2.4 The Truth and Reconciliation Commission (TRC)
The presence of ubuntu in the Constitutional Court is consistent with the development of the TRC – the commission established to compliment the legal and political transition from apartheid to post-apartheid South Africa, provided for in the Interim Constitution.
The purpose of the TRC was to provide a cathartic forum through which grievances, misery, confessions and apologies for acts committed under the apartheid regime were aired. The TRC had a parallel function to the Interim Constitution (and, later, the Constitution itself). Indeed, the ‘TRC was created not only to legitimise the new state, but also give birth to a new nation, a nation based on substantive equality, dignity and freedom’ (Madlingozi, 2007, p. 107).
Just as the Constitutional Court judgment in Makwanyane stressed restorative justice and appeasement over retribution and state-sanctioned violence, the TRC offered − as a mechanism for ‘truth seeking’ − amnesty to those that admitted to and fully disclosed the nature of their politically-motivated violent acts, offering a forum whereby people could reconcile their own selves and experiences with South Africa’s new post-apartheid direction.
Box 2 ‘Reconciliation and revenge in post-apartheid South Africa: rethinking legal pluralism and human rights’ (Wilson, 2000)

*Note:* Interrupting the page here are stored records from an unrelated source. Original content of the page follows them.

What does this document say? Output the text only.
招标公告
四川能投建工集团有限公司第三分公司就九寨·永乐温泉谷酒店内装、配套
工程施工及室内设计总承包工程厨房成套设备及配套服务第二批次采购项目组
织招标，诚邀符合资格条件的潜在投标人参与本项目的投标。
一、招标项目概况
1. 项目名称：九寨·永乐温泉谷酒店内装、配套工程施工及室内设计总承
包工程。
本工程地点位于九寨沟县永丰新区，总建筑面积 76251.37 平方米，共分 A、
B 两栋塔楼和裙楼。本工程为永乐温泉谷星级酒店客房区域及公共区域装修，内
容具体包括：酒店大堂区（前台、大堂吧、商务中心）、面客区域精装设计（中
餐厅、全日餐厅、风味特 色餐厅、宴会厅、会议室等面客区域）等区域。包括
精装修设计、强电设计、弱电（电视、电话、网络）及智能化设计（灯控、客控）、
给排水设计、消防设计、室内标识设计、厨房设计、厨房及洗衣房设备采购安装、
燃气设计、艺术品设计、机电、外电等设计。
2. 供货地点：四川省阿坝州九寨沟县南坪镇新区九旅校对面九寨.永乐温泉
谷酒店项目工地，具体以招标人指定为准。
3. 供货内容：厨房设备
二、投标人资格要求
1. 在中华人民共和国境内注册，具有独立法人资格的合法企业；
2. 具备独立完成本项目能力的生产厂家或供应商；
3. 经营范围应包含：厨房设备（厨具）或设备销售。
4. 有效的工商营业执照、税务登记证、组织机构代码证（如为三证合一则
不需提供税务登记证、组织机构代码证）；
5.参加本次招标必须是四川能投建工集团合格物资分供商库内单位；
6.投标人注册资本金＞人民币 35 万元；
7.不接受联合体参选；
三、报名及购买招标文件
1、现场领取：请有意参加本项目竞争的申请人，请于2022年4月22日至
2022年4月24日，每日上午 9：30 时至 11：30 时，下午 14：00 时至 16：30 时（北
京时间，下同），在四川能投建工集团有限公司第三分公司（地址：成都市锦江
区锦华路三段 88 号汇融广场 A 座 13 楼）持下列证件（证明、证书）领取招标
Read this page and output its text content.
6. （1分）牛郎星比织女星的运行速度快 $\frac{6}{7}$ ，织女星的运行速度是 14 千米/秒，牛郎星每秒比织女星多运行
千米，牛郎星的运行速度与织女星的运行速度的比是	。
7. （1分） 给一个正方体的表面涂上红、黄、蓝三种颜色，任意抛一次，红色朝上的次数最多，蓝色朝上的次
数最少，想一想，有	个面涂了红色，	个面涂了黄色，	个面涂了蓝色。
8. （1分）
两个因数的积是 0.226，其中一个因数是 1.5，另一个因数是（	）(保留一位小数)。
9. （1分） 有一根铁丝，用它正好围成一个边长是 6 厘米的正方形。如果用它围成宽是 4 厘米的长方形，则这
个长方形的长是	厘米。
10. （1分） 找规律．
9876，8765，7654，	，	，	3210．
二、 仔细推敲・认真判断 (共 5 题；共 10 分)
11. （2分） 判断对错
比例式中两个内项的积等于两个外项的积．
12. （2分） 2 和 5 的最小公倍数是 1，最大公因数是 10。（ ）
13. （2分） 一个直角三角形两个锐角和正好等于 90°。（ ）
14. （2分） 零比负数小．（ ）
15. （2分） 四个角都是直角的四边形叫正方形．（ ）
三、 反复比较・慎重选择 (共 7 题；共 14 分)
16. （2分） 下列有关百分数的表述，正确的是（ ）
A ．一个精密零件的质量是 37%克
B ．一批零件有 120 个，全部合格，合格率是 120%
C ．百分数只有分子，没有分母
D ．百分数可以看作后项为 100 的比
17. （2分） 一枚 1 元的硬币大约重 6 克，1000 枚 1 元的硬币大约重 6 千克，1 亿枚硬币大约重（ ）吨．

Wilson considers the TRC to be important for another reason. The significance of the TRC was that it was a theatricalisation of the power of the new state; the amnesty ‘compelled key actors in the previous political conflict to confess when they would rather have maintained their silence’ (Wilson, 2000, p. 79). Likewise, the TRC ‘represents one effort on the part of the new regime to reformulate “justice” and establish a unified and uncontested administrative authority’ (Wilson, 2000, p. 78; emphasis added).
In terms of constituting a new South Africa, then, the TRC played a vital role, not least in signposting a break from the past and a reinvention of legal authority for the future.